Some experts, however, are critical of such efforts to give away goods or discounts in order to acquire market share. Jupiter’s Leathern questions whether such promotions produce the desired long-term brand loyalty that the card companies seek. “This is less about brand loyalty and more about the offer,” he says. “Customers might switch cards just to get the reward, but they won’t necessarily use that card in the future.” Joint efforts between retailers and individual card issuers-such as the affinity-branded cards that involve frequent flyer miles-are different, he says, because they require continual use of the card to accrue points toward a reward.
Perks call the shots
However, others see merit in the MasterCard-Travelocity promotion because of the way it ties together cruise bookings from Travelocity, online payment on a MasterCard and payment of ancillary costs with the prepaid card. “Promotions only work if you can find a good niche where the offerings and the desired purchases match up,” says Ken Kerr, senior research analyst for Gartner Group’s G2 unit. “The MasterCard/-Travelocity offering is a good match, particularly since the prepaid card is promoted as a way to cover travel-related costs.”

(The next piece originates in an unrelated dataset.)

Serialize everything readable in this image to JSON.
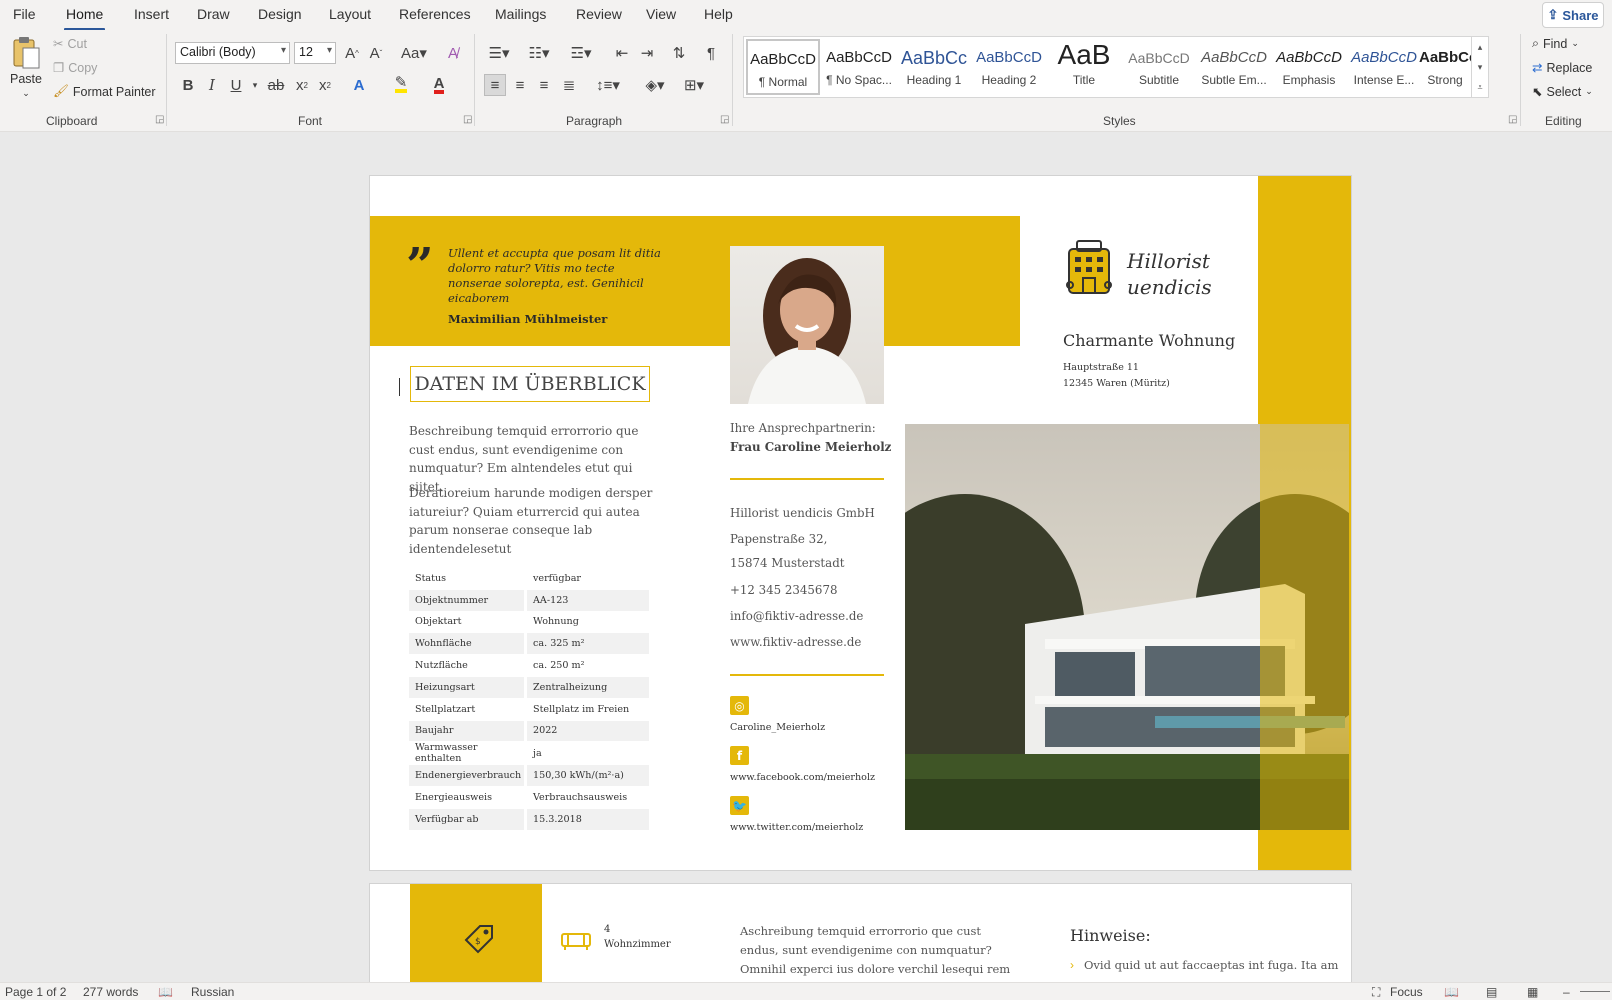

But others still argue that offerings need to encourage more long-term behavior than what is offered by the one-shot-deal promotions. Diogo Teixeira, CEO of Boston-based Livermore Research, a credit card consulting firm, contends that co-branding deals between such large card issuers as Citibank, MBNA, and Bank One and such retailers as Disney Corp. and L.L. Bean are more interesting than what the associations are doing with retailers. Such partnerships typically transcend Internet shopping in that customers with cards co-branded by a card issuer and a retailer receive discounts or rewards when they use the cards anywhere. But those deals can also create a big factor when customers make purchases at those retailer’s web sites.
“Most people don’t think about whether they want to use a Visa or MasterCard; they pick the card with the most perks and that is decided by the individual card issuer,” says Teixeira. “Some of the cobranded deals, such as that between L.L. Bean and MBNA and between Disney and Bank One, could go a long way toward influencing customers to use those co-branded cards when they are purchasing goods on the retailer’s Internet site.”
Aside from offering consumers freebies, one way that card associations and retailers may subtly encourage consumers to use specific cards is through such programs as Verified by Visa and MasterCard’s Secure Card offerings. American Express’ promotion of its Blue card could have similar benefits.